On (1), I just don’t buy the idea that policy success is going to get Biden very far. He has done objectively well on pandemic rescue and direct payments to taxpayers, and he seems to be getting little or no credit for it. I don’t think people are even aware of these successes. The pandemic is grinding on and people are in a generally sour mood. They do not judge politicians on how much worse things could be if actions hadn’t been taken, or how much less sour the mood could be. It is just the sour mood that counts. I do think there was one mis-step, which was giving people enormous amounts of money without making sure they appreciated it. Doing this as electronic tax refunds, even on a monthly basis, does not seem to have worked well politically. I saw one poll where many people said they had not received the payments, even though most of them demonstrably, factually had! This is the flip side of the phenomenon companies are well aware of, where charges that show up in our bank accounts or credit card statements after the fact and with minimal fanfare “feel” less painful than when we open our wallets and fork over cash or write a check. Payroll deductions also take advantage of this psychology. So I think the optimal political strategy would have been for the Democrats to mail people paper checks, even if that would have been less efficient economically than the way it was done. Some sort of debit card, as is typically done for food stamps, could also have worked. Imagine if it had Biden’s face on it, like a Roman emperor stamping their face on a gold coin. And the big infrastructure and social “spending bills”, even if they pass, do not seem to be scoring the Democrats any points. People don’t understand the long-term benefits of these critical investments and the Republicans are just winning the narrative by screaming incoherently about debt and inflation and socialism. It’s a meme, not a rational argument, and it’s resonating with where our heads are as a society right now.

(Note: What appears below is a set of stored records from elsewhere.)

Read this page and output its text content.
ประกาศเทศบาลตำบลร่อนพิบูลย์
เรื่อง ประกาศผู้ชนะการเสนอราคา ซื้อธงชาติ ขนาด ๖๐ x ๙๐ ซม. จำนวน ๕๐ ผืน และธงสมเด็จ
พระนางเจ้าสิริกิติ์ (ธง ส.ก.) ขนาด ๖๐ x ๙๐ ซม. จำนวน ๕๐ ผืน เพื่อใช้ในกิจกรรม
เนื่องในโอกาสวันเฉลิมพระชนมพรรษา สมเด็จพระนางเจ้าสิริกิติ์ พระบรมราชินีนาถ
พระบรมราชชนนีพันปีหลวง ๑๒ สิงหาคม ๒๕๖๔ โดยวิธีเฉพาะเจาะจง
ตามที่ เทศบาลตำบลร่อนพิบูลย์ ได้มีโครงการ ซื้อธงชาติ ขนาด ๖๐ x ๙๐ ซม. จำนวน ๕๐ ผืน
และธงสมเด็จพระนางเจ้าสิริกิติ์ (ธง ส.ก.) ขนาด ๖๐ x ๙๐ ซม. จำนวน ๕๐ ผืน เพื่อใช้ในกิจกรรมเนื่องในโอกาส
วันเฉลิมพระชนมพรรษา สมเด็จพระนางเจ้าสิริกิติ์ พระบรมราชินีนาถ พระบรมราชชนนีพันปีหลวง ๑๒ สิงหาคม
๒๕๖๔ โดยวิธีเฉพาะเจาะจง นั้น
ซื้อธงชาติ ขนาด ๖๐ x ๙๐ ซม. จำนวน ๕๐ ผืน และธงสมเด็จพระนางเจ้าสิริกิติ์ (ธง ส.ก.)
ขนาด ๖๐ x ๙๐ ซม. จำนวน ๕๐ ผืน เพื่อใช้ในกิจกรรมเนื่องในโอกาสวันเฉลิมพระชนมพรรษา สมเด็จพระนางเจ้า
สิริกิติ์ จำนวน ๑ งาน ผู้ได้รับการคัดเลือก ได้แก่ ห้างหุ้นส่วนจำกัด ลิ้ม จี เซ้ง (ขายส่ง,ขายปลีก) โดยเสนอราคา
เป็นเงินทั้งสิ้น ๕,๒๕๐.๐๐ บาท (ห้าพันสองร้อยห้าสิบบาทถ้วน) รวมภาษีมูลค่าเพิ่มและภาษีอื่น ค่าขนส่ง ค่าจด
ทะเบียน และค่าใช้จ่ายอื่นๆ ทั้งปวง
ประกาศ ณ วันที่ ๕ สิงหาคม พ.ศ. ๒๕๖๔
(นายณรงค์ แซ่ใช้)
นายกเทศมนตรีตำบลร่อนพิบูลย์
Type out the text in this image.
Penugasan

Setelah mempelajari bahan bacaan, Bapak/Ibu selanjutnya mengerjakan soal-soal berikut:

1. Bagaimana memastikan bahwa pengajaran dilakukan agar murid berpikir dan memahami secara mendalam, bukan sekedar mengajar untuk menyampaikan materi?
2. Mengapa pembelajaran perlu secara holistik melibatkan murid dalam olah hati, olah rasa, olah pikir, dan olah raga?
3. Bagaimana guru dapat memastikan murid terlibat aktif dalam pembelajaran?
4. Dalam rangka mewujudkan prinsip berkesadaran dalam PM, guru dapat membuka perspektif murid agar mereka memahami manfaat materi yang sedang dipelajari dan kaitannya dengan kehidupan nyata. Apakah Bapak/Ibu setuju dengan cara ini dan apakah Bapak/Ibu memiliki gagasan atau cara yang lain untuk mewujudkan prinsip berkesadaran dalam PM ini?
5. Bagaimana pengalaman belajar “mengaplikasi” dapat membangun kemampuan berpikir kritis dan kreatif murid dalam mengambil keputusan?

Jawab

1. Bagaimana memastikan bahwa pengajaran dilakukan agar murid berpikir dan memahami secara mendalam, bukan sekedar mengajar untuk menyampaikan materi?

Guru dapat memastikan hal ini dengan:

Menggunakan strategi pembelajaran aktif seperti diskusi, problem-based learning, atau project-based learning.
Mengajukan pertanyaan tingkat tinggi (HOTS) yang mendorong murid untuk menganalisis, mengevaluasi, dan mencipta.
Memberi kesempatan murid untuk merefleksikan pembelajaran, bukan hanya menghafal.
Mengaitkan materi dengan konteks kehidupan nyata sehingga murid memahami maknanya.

On (2), it seems like Covid has become too much of a long-term, grinding, slow-burn crisis for Biden to get much credit for managing it reasonably well. Like I said, things are going moderately badly, and there is no credit given because things could be going much more badly. That said, it seems entirely plausible that Covid could largely burn itself out in 2022, as almost every (surviving) human on Earth will have some immunity from vaccination, infection, or both. This is in the absence of a major new killer variant, of course. Things could also improve to near-normal over the summer, and then a new fall wave could hit just at the wrong time (politically speaking, for the party in power.) A major terrorist attack or a war over Taiwan, Ukraine, or Iran could be good timing for the mid-term elections, and disastrous for life on Earth. I’m not sure anyone knows what a major meltdown of the communication, financial, and/or electrical systems would mean politically. Please no on all of these.

On (3) it seems entirely plausible that the economy could pick up and inflation could moderate throughout 2022. Things are definitely getting off to a rocky start, and if they steadily improve and seem to be going really well in the late summer and fall, the public will give the party in power credit for that whether they deserve it or not. If inflation seems to be spiraling out of control, it will be the political kiss of death and could lead to a landslide against the party in power.

I’ll go out on a limb and give a prediction of what I think is most likely: Economic growth will pick up, inflation will moderate, and Covid will recede into the background by late summer into fall. The world will avoid major geopolitical turmoil and nuclear war. The public will be in a pretty good mood and the President’s approval ratings will be relatively high. The Democrats will still lose a handful of seats in the Congress because that just happens 86% of the time. This will be the end of Biden’s big, bold legislative policy agenda. In the second half of his term, he will focus on unglamorous administrative policy and foreign policy because those will be the options left to him. The Republicans will say their gaining a handful of seats spells certain doom for Biden in 2024, and they will be wrong, because Presidential elections seem to be tossups lately no matter what else is happening.